Scripture (Bibliology)

Navigating Bible Translations

In the time that I have been teaching and presenting the gospel message to others, it is very common to hear that they do not read the Bible because it is too difficult to understand. This is often because they have the King James translation of 1611, which is written in the old English that was spoken during the time of Shakespeare. That translation is outdated and difficult to read because it contains words and terms no longer used.  When I mention that there are several modern English translations which are easy to read, many people are surprised to learn that there are more than one translation of the Bible. Let us therefore dive into a brief explanation of the various bible translations available and which ones are best for reading, study, and accuracy.

First, it is important to remember that the original copies of the Bible were written in Greek, Hebrew, and Aramaic. The New Testament was written in Greek, and the Old Testament was written in Hebrew with a small portion written in Aramaic. As a language is translated into another language many things have to change because grammar and words are different. For instance the original Hebrew does not use vowels nor are there any spaces between words or sentences, so a reader would have to know where to make those breaks. Bible translation requires interpretation and since interpretation is dependent on the translator, no translation will be exact. The best translation possible is one that can put a Greek or Hebrew sentence into meaningful English that is equivalent to its original meaning.

If we look at different translations of the same verse, then this will be helpful in understanding the different Bible translations. We will look at Psalm 139:13, in the King James (KJV), the New American Standard (NASB) and the New Living Translations NLT).

For thou hast possessed my reins:

Thou hast covered me in my mother’s womb.” (KJV)

“For You formed my inward parts;

You wove me in my mother’s womb.”(NASB)

“You made all the delicate, inner parts of my body

  and knit me together in my mother’s womb.”  (NLT)

As you can see, the outdated language of the KJV makes it difficult to understand. When we switch to the NASB, the verse can now be better understood and the translation is more loyal to the original language.  The NLT is the easiest to read and understand, but may lose some of the depth of the original text.

The work of bible translation is divided into two different philosophies regarding the priorities in completing translations; Formal Equivalence, and Dynamic Equivalence.

Formal equivalence (Word for Word)

Using the method of formal equivalence, translators attempt to reproduce the original language in as close to a word-for-word manner as is possible. The positive side of this approach is that it results in a text that is more faithful to the original. It stresses the importance of the words of the Bible rather than simply the ideas, which is important if we accept verbal inspiration. While the outcome is a text that is often more difficult to understand, the reader can be assured that, at least in most places, the reading is closely aligned with the original.

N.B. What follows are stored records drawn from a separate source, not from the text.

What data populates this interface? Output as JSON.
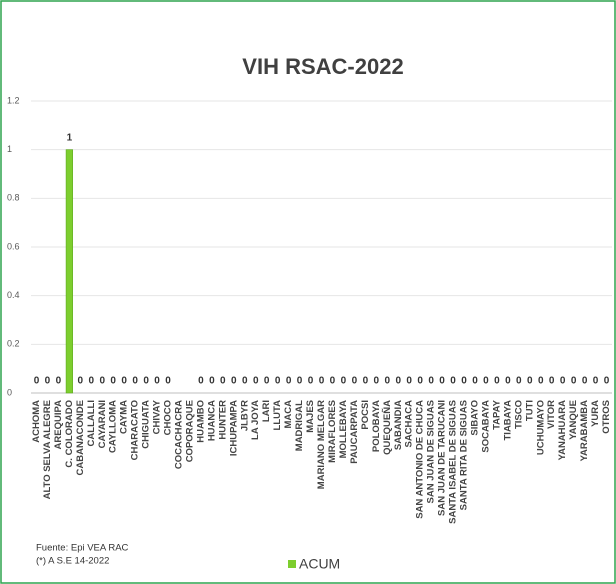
{
  "chart_data": {
    "type": "bar",
    "title": "VIH RSAC-2022",
    "categories": [
      "ACHOMA",
      "ALTO SELVA ALEGRE",
      "AREQUIPA",
      "C. COLORADO",
      "CABANACONDE",
      "CALLALLI",
      "CAYARANI",
      "CAYLLOMA",
      "CAYMA",
      "CHARACATO",
      "CHIGUATA",
      "CHIVAY",
      "CHOCO",
      "COCACHACRA",
      "COPORAQUE",
      "HUAMBO",
      "HUANCA",
      "HUNTER",
      "ICHUPAMPA",
      "JLBYR",
      "LA JOYA",
      "LARI",
      "LLUTA",
      "MACA",
      "MADRIGAL",
      "MAJES",
      "MARIANO MELGAR",
      "MIRAFLORES",
      "MOLLEBAYA",
      "PAUCARPATA",
      "POCSI",
      "POLOBAYA",
      "QUEQUEÑA",
      "SABANDIA",
      "SACHACA",
      "SAN ANTONIO DE CHUCA",
      "SAN JUAN DE SIGUAS",
      "SAN JUAN DE TARUCANI",
      "SANTA ISABEL DE SIGUAS",
      "SANTA RITA DE SIGUAS",
      "SIBAYO",
      "SOCABAYA",
      "TAPAY",
      "TIABAYA",
      "TISCO",
      "TUTI",
      "UCHUMAYO",
      "VITOR",
      "YANAHUARA",
      "YANQUE",
      "YARABAMBA",
      "YURA",
      "OTROS"
    ],
    "series": [
      {
        "name": "ACUM",
        "color": "#7dce2e",
        "values": [
          0,
          0,
          0,
          1,
          0,
          0,
          0,
          0,
          0,
          0,
          0,
          0,
          0,
          null,
          null,
          0,
          0,
          0,
          0,
          0,
          0,
          0,
          0,
          0,
          0,
          0,
          0,
          0,
          0,
          0,
          0,
          0,
          0,
          0,
          0,
          0,
          0,
          0,
          0,
          0,
          0,
          0,
          0,
          0,
          0,
          0,
          0,
          0,
          0,
          0,
          0,
          0,
          0
        ]
      }
    ],
    "ylim": [
      0,
      1.2
    ],
    "yticks": [
      0,
      0.2,
      0.4,
      0.6,
      0.8,
      1,
      1.2
    ],
    "grid": true,
    "source": "Fuente:  Epi VEA RAC",
    "note": "(*) A S.E 14-2022"
  }
}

The downside of formal equivalence is that the resulting text may be more difficult for the readers to comprehend. It may include figures of speech that, directly translated, are meaningless without explanation. Another problem with attempting to adhere to strict formal equivalence is that it simply is not possible. As we have already noted, it is impossible to translate word-for-word from one language into another. Some words will have to be deleted or added to make the passage flow correctly in the target language. In the King James Version, many of these additional words are indicated by the use of italics.

Dynamic equivalence ( Thought for Thought)

The second method of translation is dynamic equivalence (aka functional equivalence). With this method, the translator considers the meaning behind the original text and attempts to convey this meaning to the reader of the target language. The goal is to produce the same effect on the modern readers that the original readers experienced. The disadvantage of this method is that, in order to get the meaning across, the words of original Scripture must be changed much more than with formal equivalence. On the positive side, it makes for a much more readable text. With dynamic equivalence, the burden of interpretation of the original text is on the translator, while with formal equivalence, it falls upon the reader.


For personal Bible reading, I recommend the NLT for an accurate but easy to understand translation. For Bible study, the NASB and the NSRV are the best options. The ESV, NKJV, and NIV are good choices for general use. As a student of scripture it is best to own multiple translations. The only translation I do not recommend is the Message (MSG) translation. The MSG is a paraphrase which is an inaccurate and awkward sounding translation. For a short but thorough explanation of bible translations I recommend, How to Choose a Translation for All Its Worth, by Gordon D. Fee and Mark L. Strauss.